No matter how hard you try, you’ll never avoid junk or spam emails. You can hide most spam emails in a spam folder using filters, but some unwanted emails will slip through the cracks. There’s no guaranteed way to eliminate all spam from your inboxes, but here are a few ways to reduce the amount of spam you’re receiving.
Common Causes of Junk Email
To understand how to reduce junk email, you have to consider the source of these emails, usually spammers, and the methods they use to flood you with spam emails.
One of the most common forms of spam you've probably experienced is marketing emails from legitimate retailers and other companies. While signing up for a service or account with one of these companies, you may have also signed up for their weekly newsletters/circulars/or emailed coupons. Spam caused by you providing your email address to a legitimate company may be annoying, but it's usually harmless.
However, malicious spam emails do exist. They’re usually sent by spammers and not by reputable companies. There are several ways spammers can get your email address, including purchasing (illegal) lists of email addresses stolen from internet service providers.
If you can’t avoid publishing your email address where spammers can grab it, you can try to mask your email address by posting it as an image instead of text or use a disposable email address service.

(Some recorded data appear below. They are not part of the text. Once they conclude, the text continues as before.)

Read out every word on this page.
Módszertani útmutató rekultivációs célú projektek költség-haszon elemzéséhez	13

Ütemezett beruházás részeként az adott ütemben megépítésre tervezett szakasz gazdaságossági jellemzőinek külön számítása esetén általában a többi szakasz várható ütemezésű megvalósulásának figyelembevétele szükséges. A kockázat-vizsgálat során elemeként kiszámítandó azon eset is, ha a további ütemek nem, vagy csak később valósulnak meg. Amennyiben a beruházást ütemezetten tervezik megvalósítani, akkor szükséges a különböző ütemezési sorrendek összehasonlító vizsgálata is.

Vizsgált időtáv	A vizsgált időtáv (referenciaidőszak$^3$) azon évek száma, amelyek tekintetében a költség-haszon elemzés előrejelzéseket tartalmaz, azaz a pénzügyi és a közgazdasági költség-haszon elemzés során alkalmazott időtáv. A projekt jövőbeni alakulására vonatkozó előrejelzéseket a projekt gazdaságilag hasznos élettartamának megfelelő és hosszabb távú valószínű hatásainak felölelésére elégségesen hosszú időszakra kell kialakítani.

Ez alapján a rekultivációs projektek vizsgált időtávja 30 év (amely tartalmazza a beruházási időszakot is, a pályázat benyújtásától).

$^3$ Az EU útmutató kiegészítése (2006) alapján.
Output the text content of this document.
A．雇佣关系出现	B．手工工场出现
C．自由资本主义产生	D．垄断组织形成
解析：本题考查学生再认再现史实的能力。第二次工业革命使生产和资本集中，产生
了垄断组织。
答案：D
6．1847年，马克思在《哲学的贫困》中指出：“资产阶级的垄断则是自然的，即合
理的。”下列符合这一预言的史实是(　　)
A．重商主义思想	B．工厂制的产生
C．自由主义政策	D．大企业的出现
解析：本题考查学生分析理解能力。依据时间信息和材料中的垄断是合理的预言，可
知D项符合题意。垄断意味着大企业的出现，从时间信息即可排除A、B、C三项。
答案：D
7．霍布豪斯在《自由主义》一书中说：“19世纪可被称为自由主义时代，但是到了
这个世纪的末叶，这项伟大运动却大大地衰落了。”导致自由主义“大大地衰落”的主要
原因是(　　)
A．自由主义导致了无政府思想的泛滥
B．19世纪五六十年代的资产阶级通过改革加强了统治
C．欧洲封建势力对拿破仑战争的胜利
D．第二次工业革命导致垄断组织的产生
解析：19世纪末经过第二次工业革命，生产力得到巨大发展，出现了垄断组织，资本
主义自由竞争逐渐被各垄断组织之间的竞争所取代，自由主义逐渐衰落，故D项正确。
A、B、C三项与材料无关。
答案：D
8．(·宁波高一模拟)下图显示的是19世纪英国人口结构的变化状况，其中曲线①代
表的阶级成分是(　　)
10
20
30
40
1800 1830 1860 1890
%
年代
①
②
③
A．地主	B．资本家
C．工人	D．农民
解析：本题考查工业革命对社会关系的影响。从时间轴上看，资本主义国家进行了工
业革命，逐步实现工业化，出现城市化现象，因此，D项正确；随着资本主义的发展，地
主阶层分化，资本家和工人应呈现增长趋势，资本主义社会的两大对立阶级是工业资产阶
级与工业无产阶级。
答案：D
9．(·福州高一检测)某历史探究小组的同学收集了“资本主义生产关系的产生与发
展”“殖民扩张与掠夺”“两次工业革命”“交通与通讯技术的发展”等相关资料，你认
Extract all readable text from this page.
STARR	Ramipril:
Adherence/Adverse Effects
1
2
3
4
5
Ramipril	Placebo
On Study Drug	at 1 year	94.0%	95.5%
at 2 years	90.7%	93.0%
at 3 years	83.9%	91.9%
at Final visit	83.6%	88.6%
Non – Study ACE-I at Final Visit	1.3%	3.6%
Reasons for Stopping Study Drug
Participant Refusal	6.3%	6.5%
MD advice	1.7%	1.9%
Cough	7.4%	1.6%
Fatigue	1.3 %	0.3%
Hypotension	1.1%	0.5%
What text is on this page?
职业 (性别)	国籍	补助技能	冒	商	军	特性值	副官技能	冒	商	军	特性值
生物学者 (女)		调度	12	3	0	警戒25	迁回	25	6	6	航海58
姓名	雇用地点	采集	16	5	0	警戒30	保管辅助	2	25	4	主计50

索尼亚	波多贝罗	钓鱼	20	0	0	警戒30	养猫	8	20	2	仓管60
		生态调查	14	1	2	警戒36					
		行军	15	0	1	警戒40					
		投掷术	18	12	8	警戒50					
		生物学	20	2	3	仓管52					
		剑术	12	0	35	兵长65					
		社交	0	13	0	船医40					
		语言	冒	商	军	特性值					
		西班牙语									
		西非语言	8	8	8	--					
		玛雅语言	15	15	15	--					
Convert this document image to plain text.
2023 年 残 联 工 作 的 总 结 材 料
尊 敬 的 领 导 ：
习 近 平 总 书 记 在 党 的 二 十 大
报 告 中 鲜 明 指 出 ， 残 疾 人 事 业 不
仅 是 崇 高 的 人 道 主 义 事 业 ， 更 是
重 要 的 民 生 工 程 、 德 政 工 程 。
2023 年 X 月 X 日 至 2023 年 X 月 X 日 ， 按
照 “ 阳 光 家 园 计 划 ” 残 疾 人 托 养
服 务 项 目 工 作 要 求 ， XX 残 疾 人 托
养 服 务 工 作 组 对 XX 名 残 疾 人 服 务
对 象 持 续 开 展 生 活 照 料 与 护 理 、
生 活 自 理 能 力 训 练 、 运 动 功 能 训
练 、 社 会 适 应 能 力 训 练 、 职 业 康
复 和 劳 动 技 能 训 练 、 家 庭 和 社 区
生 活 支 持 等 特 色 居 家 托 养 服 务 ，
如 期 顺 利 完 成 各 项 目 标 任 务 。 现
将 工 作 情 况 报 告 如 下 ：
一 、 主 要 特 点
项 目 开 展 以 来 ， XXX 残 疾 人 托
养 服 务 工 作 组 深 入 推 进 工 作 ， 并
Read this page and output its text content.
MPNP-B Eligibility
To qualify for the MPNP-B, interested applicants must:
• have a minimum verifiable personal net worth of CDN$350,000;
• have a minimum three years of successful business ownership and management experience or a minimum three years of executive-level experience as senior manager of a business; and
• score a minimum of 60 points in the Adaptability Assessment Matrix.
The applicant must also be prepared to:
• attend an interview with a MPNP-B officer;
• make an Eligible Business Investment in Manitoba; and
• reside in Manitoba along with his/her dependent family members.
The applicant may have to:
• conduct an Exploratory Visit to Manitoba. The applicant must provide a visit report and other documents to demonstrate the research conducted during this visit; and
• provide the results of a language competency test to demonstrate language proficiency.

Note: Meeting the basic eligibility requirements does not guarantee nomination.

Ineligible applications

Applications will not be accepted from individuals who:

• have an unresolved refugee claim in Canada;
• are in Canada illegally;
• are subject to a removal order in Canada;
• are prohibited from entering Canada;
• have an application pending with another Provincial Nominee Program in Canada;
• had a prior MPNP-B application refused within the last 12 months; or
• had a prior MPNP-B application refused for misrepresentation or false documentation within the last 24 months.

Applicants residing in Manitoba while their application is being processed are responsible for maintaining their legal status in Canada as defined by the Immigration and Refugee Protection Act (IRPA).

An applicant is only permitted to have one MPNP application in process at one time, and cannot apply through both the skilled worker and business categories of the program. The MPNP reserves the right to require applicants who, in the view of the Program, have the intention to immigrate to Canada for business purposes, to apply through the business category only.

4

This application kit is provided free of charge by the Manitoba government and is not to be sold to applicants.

Unsubscribe From Advertising and Marketing Email Lists
As we mentioned earlier, commercial ad spam from reputable retailers or other companies is generally harmless. If you're already receiving commercial ad spam from a reputable company and you want it to stop, here's how to unsubscribe from them.
To avoid getting more of these in the future, look out for an opt-out option for that company's marketing emails or newsletter when signing up for a website or service. It's usually a checkbox you can select to either opt-in or out of promotional emails.
Log in to your email account.
Open one of the marketing emails you'd no longer like to receive.
Scroll to the bottom of the message, and look for an unsubscribe link. Click it only if you're sure you subscribed to the list.
If you didn't subscribe to this promotional email, delete the message instead. Clicking the link won't unsubscribe you, and could let a spammer know your email address is valid and ripe for receiving spam emails.
Some email providers, like Gmail, may have their own unsubscribe button you can select. In Gmail, it's usually located to the right of the sender's name.
Block and Report Harmful Spam
Your email provider's in-house spam filter is the most effective defense against these more malicious junk emails when it comes to harmful spam. Sometimes, those filters need a little help because some spam emails can pass through the filters.
You can teach those filters to be more discerning by blocking their senders and making sure to mark or report junk emails as spam when you notice them trickling into your inbox.
Here's how to report such messages as spam and block specific senders, so your email provider knows to filter out those messages.
Log in to your email account.
Open the message you want to report as spam, and optionally, block the sender.
Right-click the message from your inbox or select the three dots icon within the email.
This step will vary based on your email provider. For example, in Outlook, you can right-click the email; in Gmail and Hotmail, select the three dots icon.
To mark a message as spam, select Report spam, Mark as spam, or even Mark as junk. The names for these options may vary among email providers.
To block a sender of spam (or any other person who sends unwanted emails), you select Block sender. The name may vary among email providers.
Types of Harmful Spam
Harmful spam can threaten the security of your personal data and your computer's health, as they're usually used to either steal personal information from you, infect your computer with malware, or both.
The most common types of harmful spam are:
- Money scams: Spam emails meant to swindle unsuspecting email users into either sending money to the spammer or sharing personal financial information in hopes of receiving a payment from the spammer.
- Sweepstakes winner spam: Emails that "notify" you about winning a contest you likely never entered. To "claim" your prize, you'll usually have to click a sketchy link or provide personal information.
- Email spoofing/phishing scams: Emails created to look like official emails from companies you trust. These emails imitate things like company logos to trick unsuspecting recipients into sending sensitive, personal information.
- Antivirus warning spam: Spam emails that "warn" you about malware infections and conveniently offer to scan your computer (or some other antivirus assistance) to help "fix" your computer. When users try to access the support via a sketchy link, malware infects their machines, or worse, the scammer gains access to the recipients' system.